Part 9 is a consolidated vocabulary of all terms specifically defined for the purposes of this International Standard.

AlThough the part 2 of the SPICE describes several levels and categories of process models, the whole standard focuses on the process assessment. Part 3 and part 4 are two central parts of the SPICE. They describe the framework and guidance of the process assessment. Part 5 and part 6 provide the instruments, tools and assessors for the process assessment. The assessment is based on the process model defined in part 2. Part 7 and part 8 are the proposes of the process assessment: process improvement or process capability determination.

The CMM and ISO 9001 are mainly about the process management. They are common in that they must establish fairly definite requirements or contracts before further software development. Therefore, it is not very suitable for commercial software corporations, which have a large number of customers and have no clear requirements before the development.

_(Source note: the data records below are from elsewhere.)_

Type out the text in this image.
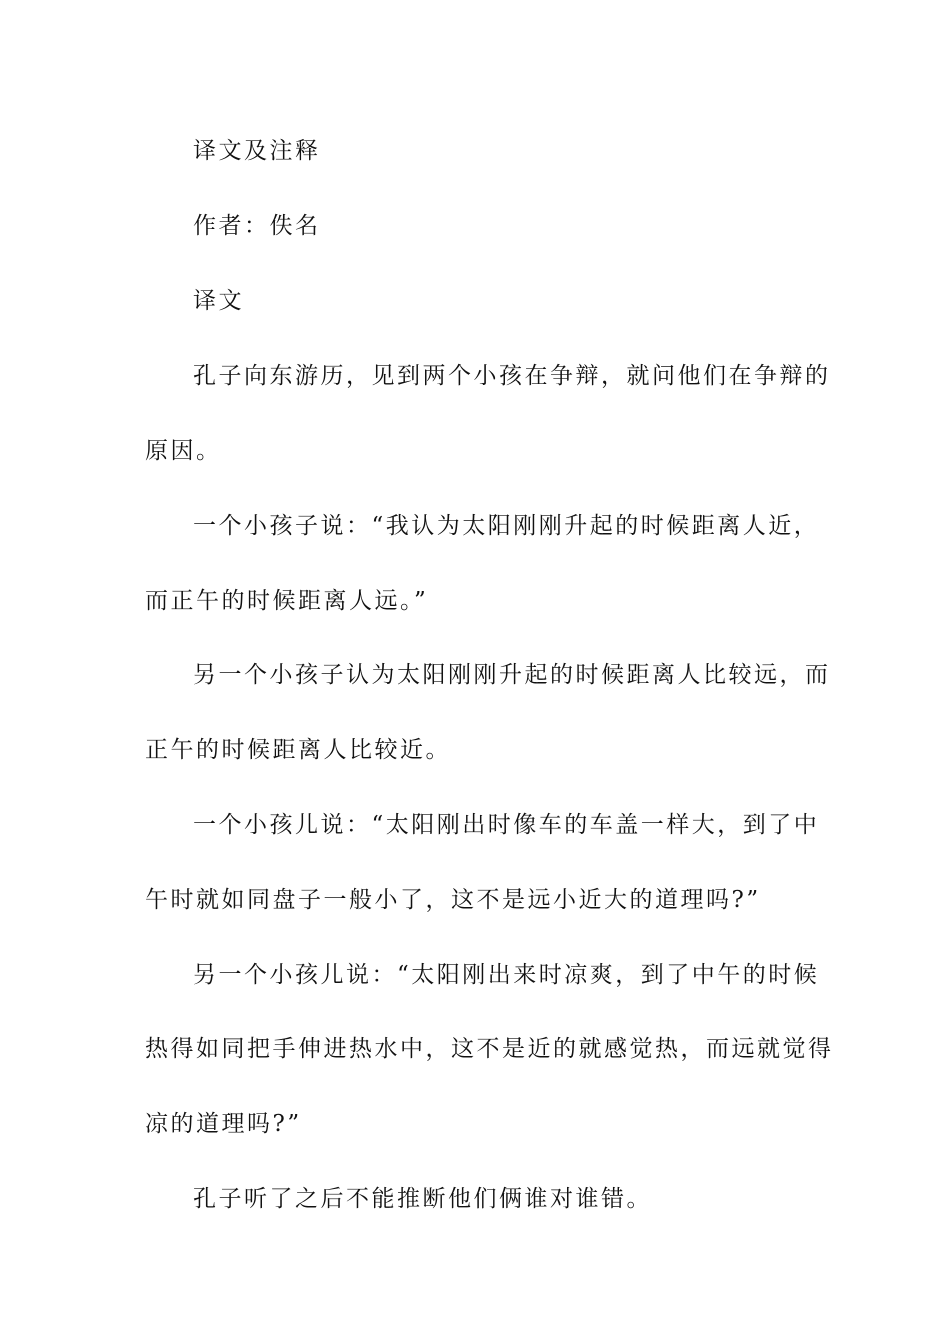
译文及注释
作者：佚名
译文
孔子向东游历，见到两个小孩在争辩，就问他们在争辩的
原因。
一个小孩子说：“我认为太阳刚刚升起的时候距离人近，
而正午的时候距离人远。”
另一个小孩子认为太阳刚刚升起的时候距离人比较远，而
正午的时候距离人比较近。
一个小孩儿说：“太阳刚出时像车的车盖一样大，到了中
午时就如同盘子一般小了，这不是远小近大的道理吗?”
另一个小孩儿说：“太阳刚出来时凉爽，到了中午的时候
热得如同把手伸进热水中，这不是近的就感觉热，而远就觉得
凉的道理吗?”
孔子听了之后不能推断他们俩谁对谁错。
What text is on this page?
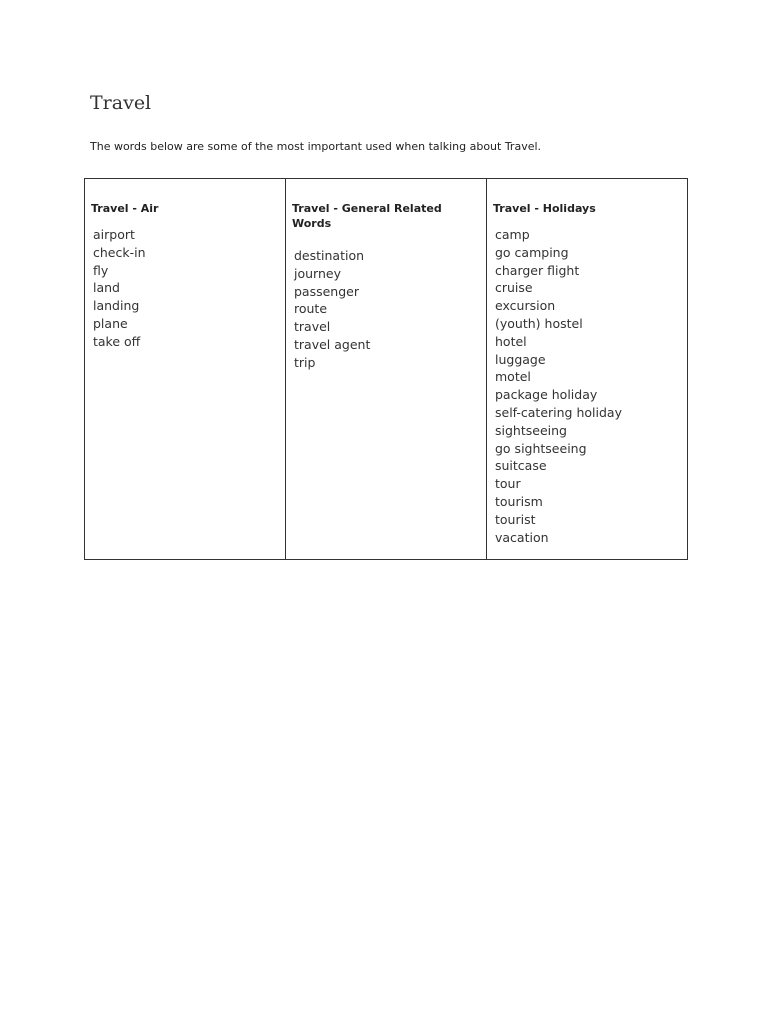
Travel

The words below are some of the most important used when talking about Travel.

Travel - Air
airport
check-in
fly
land
landing
plane
take off

Travel - General Related Words
destination
journey
passenger
route
travel
travel agent
trip

Travel - Holidays
camp
go camping
charger flight
cruise
excursion
(youth) hostel
hotel
luggage
motel
package holiday
self-catering holiday
sightseeing
go sightseeing
suitcase
tour
tourism
tourist
vacation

There is a common point in the CMM and ISO 9001, which is a three-stage activity: planning before implementation, following the plan in the implementation, and recording the result after the implementation. Even if the plan should be change, a change plan is also needed. The use of the plan and result documentation can make the development in a disciplined way. Following the plan document during the implementation can decrease subject factors and make the process repeatable. The recorded result can be used to analyze and improve the process. There is a tradeoff between a strict plan and a flexible plan. A strict plan makes the implementation in an orderly manner, but impedes the change during the implementation in some extent. A flexible plan makes it easy to be changed and improved, but may make the implementation disorderly.

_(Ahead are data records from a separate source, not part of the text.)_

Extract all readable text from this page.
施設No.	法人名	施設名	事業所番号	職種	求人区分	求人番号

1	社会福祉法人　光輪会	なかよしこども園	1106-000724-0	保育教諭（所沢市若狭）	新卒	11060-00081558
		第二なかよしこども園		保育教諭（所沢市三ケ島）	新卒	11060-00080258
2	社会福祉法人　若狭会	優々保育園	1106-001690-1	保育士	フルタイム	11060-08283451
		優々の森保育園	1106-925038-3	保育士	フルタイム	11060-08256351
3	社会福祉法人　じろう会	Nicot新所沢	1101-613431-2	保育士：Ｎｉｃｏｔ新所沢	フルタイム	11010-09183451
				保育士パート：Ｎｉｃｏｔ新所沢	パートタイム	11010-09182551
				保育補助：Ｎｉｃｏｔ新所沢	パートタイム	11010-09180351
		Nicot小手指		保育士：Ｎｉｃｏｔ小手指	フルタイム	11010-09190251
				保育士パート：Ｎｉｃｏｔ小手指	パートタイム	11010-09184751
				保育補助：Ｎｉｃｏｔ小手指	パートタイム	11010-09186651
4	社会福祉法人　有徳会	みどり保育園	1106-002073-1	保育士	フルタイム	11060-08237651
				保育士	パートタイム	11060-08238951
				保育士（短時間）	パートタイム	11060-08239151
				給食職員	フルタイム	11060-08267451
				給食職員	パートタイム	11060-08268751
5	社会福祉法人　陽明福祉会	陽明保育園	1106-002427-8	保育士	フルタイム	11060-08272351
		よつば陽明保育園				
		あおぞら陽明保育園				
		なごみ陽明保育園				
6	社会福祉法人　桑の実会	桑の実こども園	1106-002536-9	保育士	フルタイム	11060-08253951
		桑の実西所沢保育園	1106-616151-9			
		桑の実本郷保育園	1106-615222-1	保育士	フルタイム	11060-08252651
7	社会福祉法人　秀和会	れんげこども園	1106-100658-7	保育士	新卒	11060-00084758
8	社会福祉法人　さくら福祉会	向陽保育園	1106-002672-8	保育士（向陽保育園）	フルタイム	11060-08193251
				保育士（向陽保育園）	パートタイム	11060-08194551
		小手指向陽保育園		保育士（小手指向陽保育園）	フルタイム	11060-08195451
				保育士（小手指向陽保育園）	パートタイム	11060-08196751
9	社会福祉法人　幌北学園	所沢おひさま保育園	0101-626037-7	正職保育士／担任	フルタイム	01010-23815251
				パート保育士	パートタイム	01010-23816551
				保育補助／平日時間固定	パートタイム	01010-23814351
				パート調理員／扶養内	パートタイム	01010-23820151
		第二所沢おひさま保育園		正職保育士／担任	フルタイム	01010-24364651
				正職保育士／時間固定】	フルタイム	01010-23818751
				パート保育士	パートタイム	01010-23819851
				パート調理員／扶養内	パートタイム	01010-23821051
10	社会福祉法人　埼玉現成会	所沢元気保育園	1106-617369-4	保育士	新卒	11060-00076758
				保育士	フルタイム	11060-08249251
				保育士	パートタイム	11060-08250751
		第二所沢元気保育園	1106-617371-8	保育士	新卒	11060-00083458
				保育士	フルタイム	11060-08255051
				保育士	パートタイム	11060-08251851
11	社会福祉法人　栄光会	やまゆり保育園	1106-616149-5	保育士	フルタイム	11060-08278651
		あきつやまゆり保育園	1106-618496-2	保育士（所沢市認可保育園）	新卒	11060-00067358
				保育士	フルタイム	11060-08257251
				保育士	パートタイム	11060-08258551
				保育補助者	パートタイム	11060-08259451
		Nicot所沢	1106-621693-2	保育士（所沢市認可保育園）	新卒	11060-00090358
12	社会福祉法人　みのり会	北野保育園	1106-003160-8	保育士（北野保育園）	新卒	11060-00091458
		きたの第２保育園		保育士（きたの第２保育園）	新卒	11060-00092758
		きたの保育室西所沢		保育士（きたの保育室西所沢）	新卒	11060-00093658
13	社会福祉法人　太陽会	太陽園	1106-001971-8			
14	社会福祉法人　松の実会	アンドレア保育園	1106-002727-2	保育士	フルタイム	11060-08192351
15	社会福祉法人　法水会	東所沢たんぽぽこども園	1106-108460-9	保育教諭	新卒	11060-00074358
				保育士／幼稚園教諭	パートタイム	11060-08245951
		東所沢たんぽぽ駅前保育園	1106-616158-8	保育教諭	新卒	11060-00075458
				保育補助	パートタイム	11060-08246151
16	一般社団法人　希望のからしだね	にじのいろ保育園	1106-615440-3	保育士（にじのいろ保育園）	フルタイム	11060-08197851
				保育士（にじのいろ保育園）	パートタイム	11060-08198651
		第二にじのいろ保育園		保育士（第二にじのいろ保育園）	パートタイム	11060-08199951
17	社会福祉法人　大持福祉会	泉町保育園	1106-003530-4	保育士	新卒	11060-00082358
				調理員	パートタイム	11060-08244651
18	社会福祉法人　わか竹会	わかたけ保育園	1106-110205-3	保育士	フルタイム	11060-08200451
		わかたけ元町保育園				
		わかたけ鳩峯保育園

The intention of the CMM and the ISO 9001 is to help organizations improve the process and quality management. Therefore, the organization should focus on how to improve the management level, not on getting a score. If the organization only wants to get the certificate of the two standards, it may not grasp the pith of the standards. Moreover, after getting the certification, the organization may not continue to perform the standards.

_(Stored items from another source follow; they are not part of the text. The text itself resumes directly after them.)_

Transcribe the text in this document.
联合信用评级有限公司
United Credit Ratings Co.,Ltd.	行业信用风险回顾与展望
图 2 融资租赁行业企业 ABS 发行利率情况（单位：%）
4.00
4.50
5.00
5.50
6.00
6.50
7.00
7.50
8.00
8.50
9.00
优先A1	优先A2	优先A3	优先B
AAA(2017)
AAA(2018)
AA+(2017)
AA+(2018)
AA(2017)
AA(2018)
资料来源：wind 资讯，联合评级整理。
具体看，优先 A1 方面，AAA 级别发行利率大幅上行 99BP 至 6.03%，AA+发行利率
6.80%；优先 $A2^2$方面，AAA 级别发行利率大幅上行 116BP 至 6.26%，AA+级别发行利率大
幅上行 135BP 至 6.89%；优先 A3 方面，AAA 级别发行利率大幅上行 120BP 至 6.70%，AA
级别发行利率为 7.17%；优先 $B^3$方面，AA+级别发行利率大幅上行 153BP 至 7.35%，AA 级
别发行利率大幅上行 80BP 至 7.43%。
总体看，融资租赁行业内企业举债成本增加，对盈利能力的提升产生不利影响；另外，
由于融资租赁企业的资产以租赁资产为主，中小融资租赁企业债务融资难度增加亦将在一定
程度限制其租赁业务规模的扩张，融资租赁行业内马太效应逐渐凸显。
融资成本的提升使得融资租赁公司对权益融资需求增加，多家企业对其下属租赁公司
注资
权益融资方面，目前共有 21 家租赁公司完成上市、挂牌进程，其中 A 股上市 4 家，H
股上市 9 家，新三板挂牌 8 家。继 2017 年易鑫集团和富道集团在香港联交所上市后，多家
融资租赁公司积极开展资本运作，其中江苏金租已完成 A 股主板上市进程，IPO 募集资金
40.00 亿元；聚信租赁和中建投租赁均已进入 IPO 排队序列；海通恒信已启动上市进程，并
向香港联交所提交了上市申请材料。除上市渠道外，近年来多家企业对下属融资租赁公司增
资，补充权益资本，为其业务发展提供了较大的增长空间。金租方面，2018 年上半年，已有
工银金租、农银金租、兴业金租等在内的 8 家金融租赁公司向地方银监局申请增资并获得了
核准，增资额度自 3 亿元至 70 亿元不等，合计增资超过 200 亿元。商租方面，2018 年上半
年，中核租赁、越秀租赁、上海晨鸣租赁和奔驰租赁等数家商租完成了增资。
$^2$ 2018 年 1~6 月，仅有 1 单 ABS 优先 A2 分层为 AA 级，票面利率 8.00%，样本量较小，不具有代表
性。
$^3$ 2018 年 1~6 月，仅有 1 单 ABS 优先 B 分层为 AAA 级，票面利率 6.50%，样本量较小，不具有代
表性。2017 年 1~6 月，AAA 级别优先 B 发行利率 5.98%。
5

The SPICE focuses on the assessment of the process. It provides more details about the assessment than the CMM and ISO 9001. The part 2 of the SPICE describes a process model with several categories and levels which is similar to the CMM. Because the CMM contains more details of the process model than the part 2 of the SPICE, we can expect to get better result if we apply the assessment principles of the SPICE to the key areas of the CMM.

A good standard is important for the organization to improve the quality and process management. There is another crucial factor for performing the standard effectively -- the ability of the persons who audit and conduct the standard. Every standard must be performed by persons. The ability of the persons can affect the effect of the standards greatly. For example, ISO 9001 certification can be obtained by a level 0 (CMM) organization. However, if the auditors can interpret the ISO 9001 standard in a better way, the organization which has the ISO 9001 certification can achieve the level 2 or level 3 of the CMM. Due to the great importance of the persons, topics about how to train the persons should be studied.

[1] Quality management and quality assurance standards Part 3: Guidelines for the application of ISO9001 to the development, supply and maintenance of software. ISO 9000-3:1991(E)

[2] Appendix C: Abridged Version of the Key Practices for Capability Maturity Model (CMM). Http://rbse.jsc.nasa.gov/process_maturity/CMM/TR25/tr25_xc.html

[3] Mark C. Paulk. How ISO 9001 Compares With The CMM. IEEE Software, January 1995.

[4] SPICE: Software Process Improvement and Capability dEtermination.